Summary
Lu Manman has spent seven years in what people call a good marriage.
Wen City in winter makes everything look cleaner than it is, glass buildings, quiet streets, warm lights behind windows, and from the outside, Lu Manman and Wen Yun fit right into that picture. He is respected, careful with his image, the kind of man others mention with approval. She is his wife, steady and composed, someone who learned early how to keep things looking normal even when she is not entirely sure they are.
Lately, normal has started to feel off.
Small things first, missed conversations, long silences that do not need explaining, a distance that grows without announcing itself. Still, she tells herself it is probably just stress, work, routine, the usual reasons people give when they do not want to look too closely.
A hospital visit changes nothing on the surface, until she brings home a report she never gets to properly share.

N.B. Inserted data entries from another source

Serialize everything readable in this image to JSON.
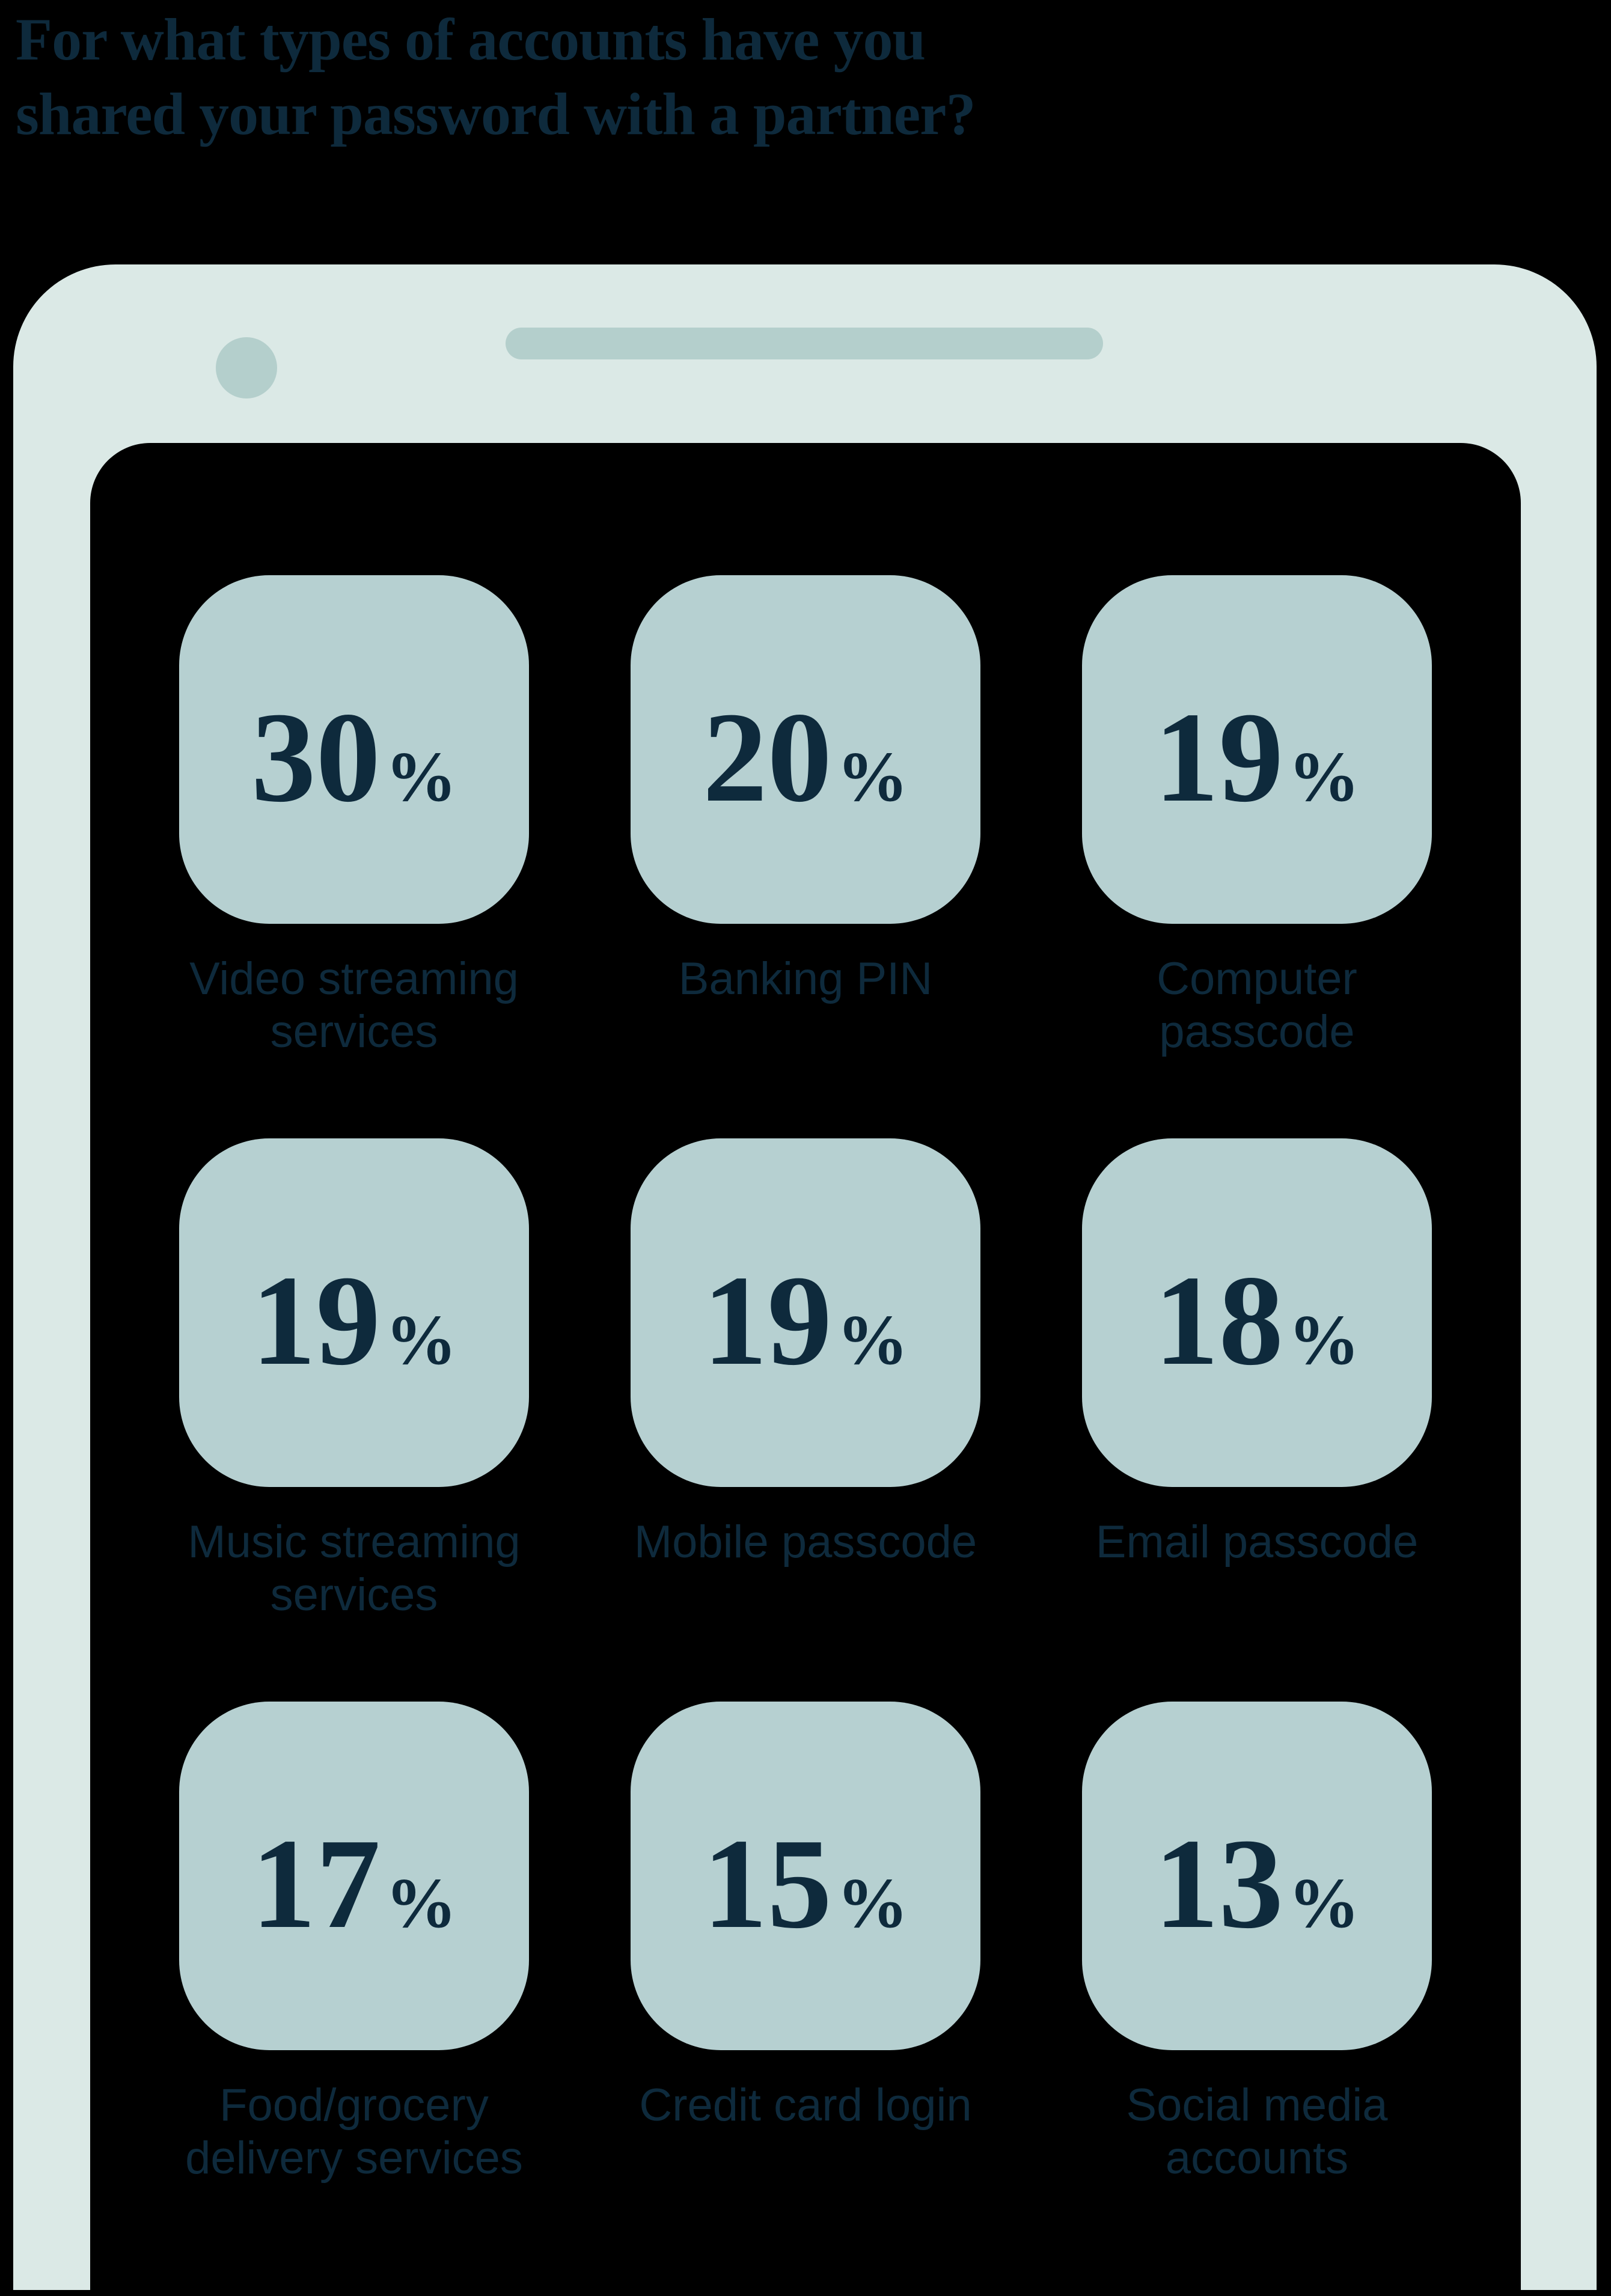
{
  "title": {
    "full": "For what types of accounts have you shared your password with a partner?",
    "line1": "For what types of accounts have you",
    "line2": "shared your password with a partner?"
  },
  "colors": {
    "background": "#000000",
    "navy": "#0e2a3c",
    "bezel": "#dbe9e6",
    "tile": "#b6d0d1",
    "hardware": "#b4cfcc"
  },
  "stats": {
    "percent_symbol": "%",
    "items": [
      {
        "value": "30",
        "label": "Video streaming services",
        "lines": [
          "Video streaming",
          "services"
        ]
      },
      {
        "value": "20",
        "label": "Banking PIN",
        "lines": [
          "Banking PIN"
        ]
      },
      {
        "value": "19",
        "label": "Computer passcode",
        "lines": [
          "Computer",
          "passcode"
        ]
      },
      {
        "value": "19",
        "label": "Music streaming services",
        "lines": [
          "Music streaming",
          "services"
        ]
      },
      {
        "value": "19",
        "label": "Mobile passcode",
        "lines": [
          "Mobile passcode"
        ]
      },
      {
        "value": "18",
        "label": "Email passcode",
        "lines": [
          "Email passcode"
        ]
      },
      {
        "value": "17",
        "label": "Food/grocery delivery services",
        "lines": [
          "Food/grocery",
          "delivery services"
        ]
      },
      {
        "value": "15",
        "label": "Credit card login",
        "lines": [
          "Credit card login"
        ]
      },
      {
        "value": "13",
        "label": "Social media accounts",
        "lines": [
          "Social media",
          "accounts"
        ]
      }
    ]
  },
  "chart_data": {
    "type": "table",
    "title": "For what types of accounts have you shared your password with a partner?",
    "categories": [
      "Video streaming services",
      "Banking PIN",
      "Computer passcode",
      "Music streaming services",
      "Mobile passcode",
      "Email passcode",
      "Food/grocery delivery services",
      "Credit card login",
      "Social media accounts"
    ],
    "values": [
      30,
      20,
      19,
      19,
      19,
      18,
      17,
      15,
      13
    ],
    "unit": "%",
    "layout": "3x3 grid of rounded stat tiles rendered on an illustrated phone screen"
  }
}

She walks into her own house expecting a simple moment, maybe a quiet conversation, instead she sees enough to understand that the life she has been living has been carefully arranged rather than shared. Wen Yun does not even bother hiding it for long, the version of him standing there feels unfamiliar, almost detached, as if the past seven years were just paperwork completed and filed away.
What follows is not loud, there are no dramatic arguments, just a finality in the way she is spoken to, as if she has already been accounted for and removed from consideration.
She leaves the villa without clarity, only weight, only the strange feeling that everything she thought she understood was built on something she never agreed to.
The road outside is wet, headlights blur through the cold air, and somewhere between leaving and thinking, the world goes dark.
When she opens her eyes again, time is not where it should be.